How many chickens does it take to make a farm? How many cows must a landowner have to qualify as a farmer? And do grazing horses a real farm make?
Thanks to changes to Minnesota's Green Acres Law -- which dictates how agricultural land is defined and taxed -- those are among questions that county assessors are wrestling with as they prepare to send out their 2009 tax statements.
The law was changed in May to address what the Legislature considered abuses by developers who were paying low agricultural rates on large tracts of land, costing government an estimated $40 million a year in tax revenue, according to the Legislative Auditor.
But a quick-fix approach by the Legislature has led to unintended problems, upsetting farmers, conservationists, rural lawmakers and assessors, who have had to deal with the consequences this year.

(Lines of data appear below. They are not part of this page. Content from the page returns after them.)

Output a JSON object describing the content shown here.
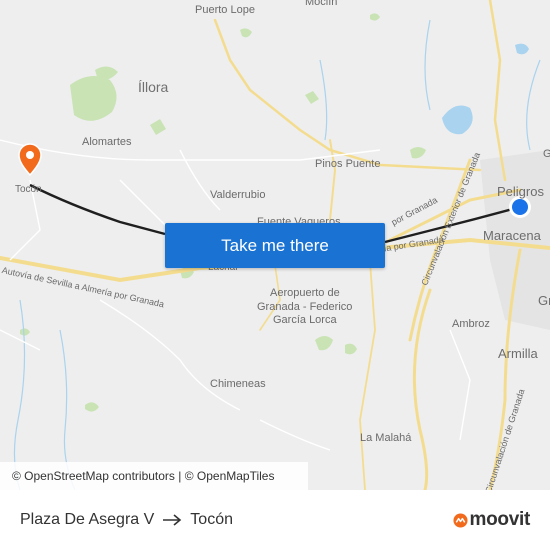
{
  "map": {
    "places": [
      {
        "name": "Puerto Lope",
        "cls": "place"
      },
      {
        "name": "Moclín",
        "cls": "place"
      },
      {
        "name": "Íllora",
        "cls": "place big"
      },
      {
        "name": "Alomartes",
        "cls": "place"
      },
      {
        "name": "Pinos Puente",
        "cls": "place"
      },
      {
        "name": "Valderrubio",
        "cls": "place"
      },
      {
        "name": "Tocón",
        "cls": "place"
      },
      {
        "name": "Peligros",
        "cls": "place mid"
      },
      {
        "name": "Maracena",
        "cls": "place mid"
      },
      {
        "name": "Fuente Vaqueros",
        "cls": "place"
      },
      {
        "name": "Láchar",
        "cls": "place"
      },
      {
        "name": "Aeropuerto de",
        "cls": "place"
      },
      {
        "name": "Granada - Federico",
        "cls": "place"
      },
      {
        "name": "García Lorca",
        "cls": "place"
      },
      {
        "name": "Ambroz",
        "cls": "place"
      },
      {
        "name": "Armilla",
        "cls": "place mid"
      },
      {
        "name": "Chimeneas",
        "cls": "place"
      },
      {
        "name": "La Malahá",
        "cls": "place"
      },
      {
        "name": "Gr",
        "cls": "place mid"
      },
      {
        "name": "G",
        "cls": "place"
      }
    ],
    "road_labels": [
      "Autovía de Sevilla a Almería por Granada",
      "Autovía de Sevilla a Almería por Granada",
      "Circunvalación Exterior de Granada",
      "Circunvalación de Granada",
      "por Granada"
    ],
    "origin_marker": "current-location-dot",
    "destination_marker": "destination-pin-icon",
    "colors": {
      "route": "#1f1f1f",
      "origin": "#1a73e8",
      "destination": "#f26b1d",
      "road": "#f7e3a1",
      "water": "#a9d3ee",
      "park": "#c9e3b5"
    }
  },
  "attribution": "© OpenStreetMap contributors | © OpenMapTiles",
  "cta_label": "Take me there",
  "footer": {
    "from": "Plaza De Asegra V",
    "to": "Tocón",
    "brand": "moovit"
  }
}
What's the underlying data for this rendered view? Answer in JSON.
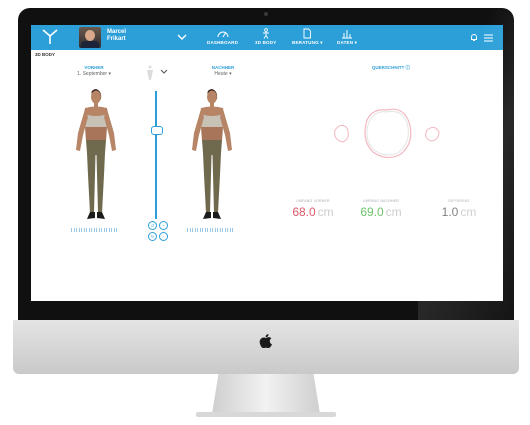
{
  "header": {
    "user_first": "Marcel",
    "user_last": "Frikart",
    "nav": [
      {
        "label": "DASHBOARD",
        "icon": "gauge-icon"
      },
      {
        "label": "3D BODY",
        "icon": "body-icon"
      },
      {
        "label": "BERATUNG ▾",
        "icon": "document-icon"
      },
      {
        "label": "DATEN ▾",
        "icon": "chart-icon"
      }
    ]
  },
  "page": {
    "section_label": "3D BODY",
    "before": {
      "title": "VORHER",
      "date": "1. September ▾"
    },
    "after": {
      "title": "NACHHER",
      "date": "Heute ▾"
    },
    "cross_section": {
      "title": "QUERSCHNITT ⓘ"
    }
  },
  "stats": [
    {
      "label": "UMFANG VORHER",
      "value": "68.0",
      "unit": "cm",
      "color": "#e05a6a"
    },
    {
      "label": "UMFANG NACHHER",
      "value": "69.0",
      "unit": "cm",
      "color": "#6cc36a"
    },
    {
      "label": "DIFFERENZ",
      "value": "1.0",
      "unit": "cm",
      "color": "#777777"
    }
  ],
  "colors": {
    "brand": "#2c9fd8",
    "before": "#e05a6a",
    "after": "#6cc36a"
  }
}
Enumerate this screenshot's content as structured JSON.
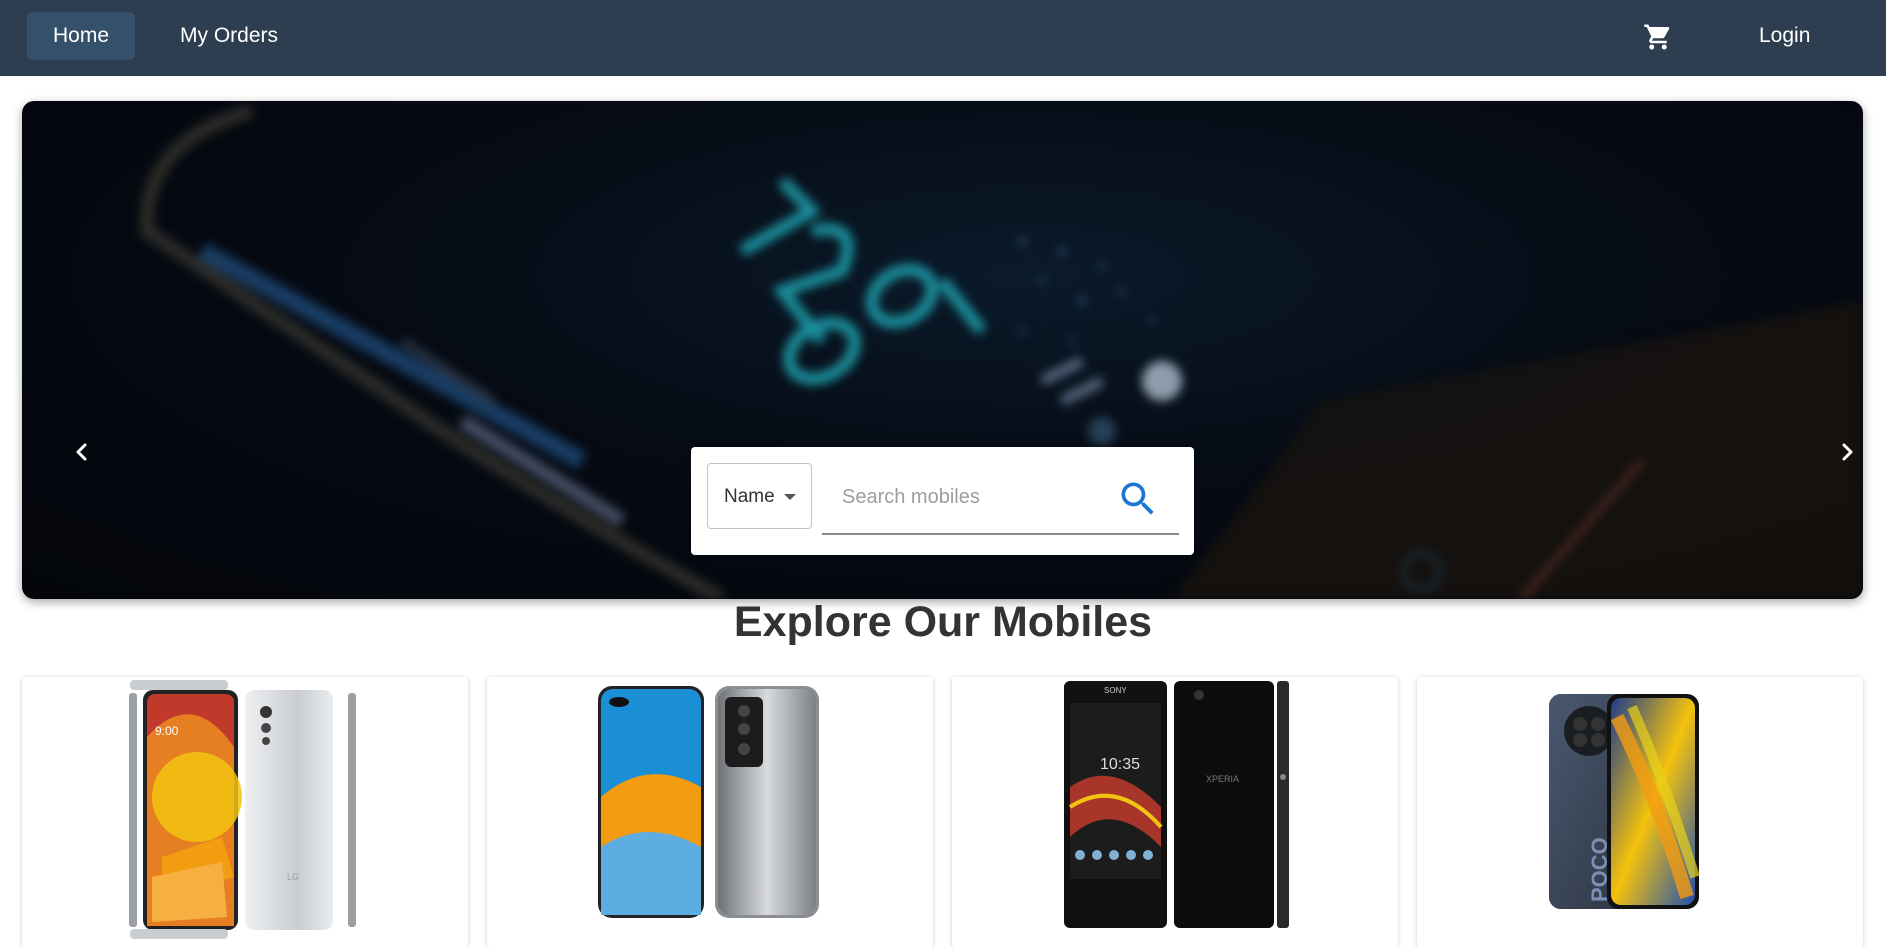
{
  "navbar": {
    "home_label": "Home",
    "orders_label": "My Orders",
    "cart_icon": "shopping-cart-icon",
    "login_label": "Login"
  },
  "hero": {
    "prev_icon": "chevron-left-icon",
    "next_icon": "chevron-right-icon"
  },
  "search": {
    "filter_selected": "Name",
    "placeholder": "Search mobiles",
    "value": "",
    "search_icon": "search-icon"
  },
  "section": {
    "title": "Explore Our Mobiles"
  },
  "products": [
    {
      "image_alt": "lg-velvet-phone"
    },
    {
      "image_alt": "huawei-p40-phone"
    },
    {
      "image_alt": "sony-xperia-phone"
    },
    {
      "image_alt": "poco-x3-phone"
    }
  ],
  "colors": {
    "navbar_bg": "#2c3e50",
    "active_nav_bg": "#35506a",
    "search_accent": "#1976d2",
    "title_text": "#333333"
  }
}
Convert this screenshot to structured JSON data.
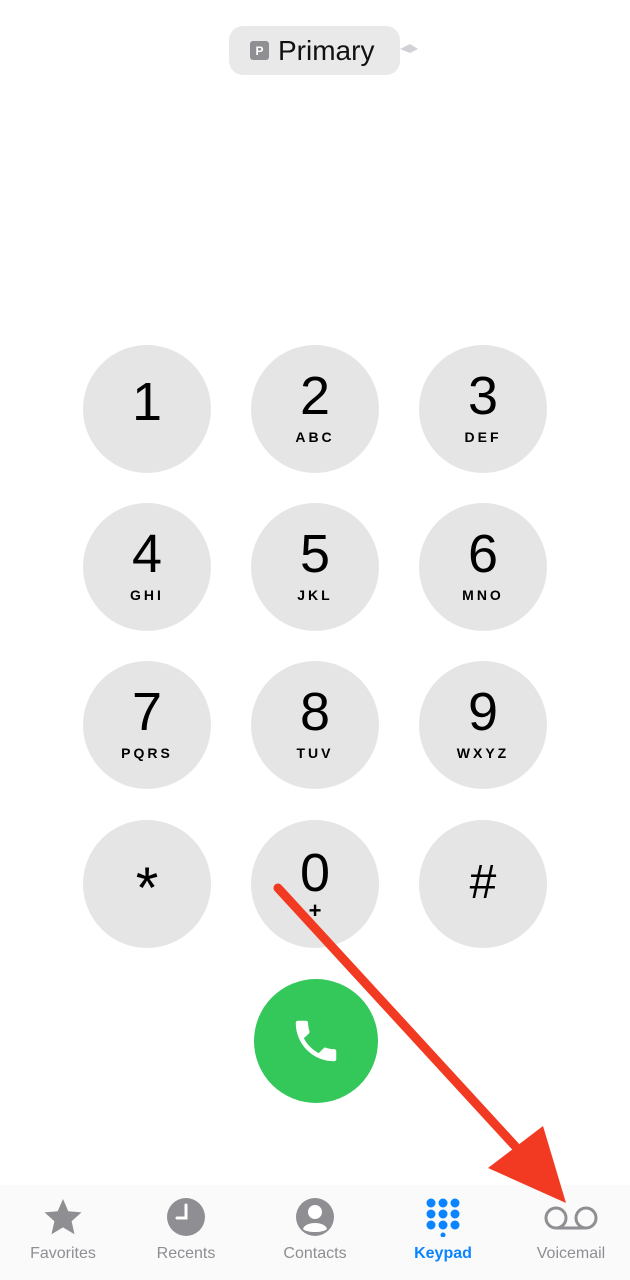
{
  "line_selector": {
    "badge": "P",
    "label": "Primary"
  },
  "keypad": {
    "keys": [
      {
        "digit": "1",
        "letters": ""
      },
      {
        "digit": "2",
        "letters": "ABC"
      },
      {
        "digit": "3",
        "letters": "DEF"
      },
      {
        "digit": "4",
        "letters": "GHI"
      },
      {
        "digit": "5",
        "letters": "JKL"
      },
      {
        "digit": "6",
        "letters": "MNO"
      },
      {
        "digit": "7",
        "letters": "PQRS"
      },
      {
        "digit": "8",
        "letters": "TUV"
      },
      {
        "digit": "9",
        "letters": "WXYZ"
      },
      {
        "digit": "*",
        "letters": ""
      },
      {
        "digit": "0",
        "letters": "+"
      },
      {
        "digit": "#",
        "letters": ""
      }
    ]
  },
  "call_button": {
    "icon": "phone-icon",
    "color": "#34c759"
  },
  "tabbar": {
    "tabs": [
      {
        "label": "Favorites",
        "icon": "star-icon",
        "active": false
      },
      {
        "label": "Recents",
        "icon": "clock-icon",
        "active": false
      },
      {
        "label": "Contacts",
        "icon": "person-icon",
        "active": false
      },
      {
        "label": "Keypad",
        "icon": "keypad-icon",
        "active": true
      },
      {
        "label": "Voicemail",
        "icon": "voicemail-icon",
        "active": false
      }
    ]
  },
  "colors": {
    "accent": "#0a84ff",
    "key_bg": "#e5e5e5",
    "inactive_tab": "#8e8e93",
    "arrow": "#f23a22"
  }
}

"It's a big headache," said Wright County Assessor Greg Kramber, who estimates the county will eventually spend more than $250,000 to reassess more than 12,000 agricultural parcels to comply with the new law. "It's an administrative nightmare."
Since May, he and other county assessors have visited tens of thousands of parcels to reassess their value and determine not just if a property qualifies as a farm, but also to see how much of that land is productive and how much is not.
Kramber said assessors are literally being asked to determine if someone is a legitimate farmer or simply has a hobby farm operation that is being used to dodge high property taxes.
No longer, for example, can a horse grazing in a field be enough to get a property designated as agricultural.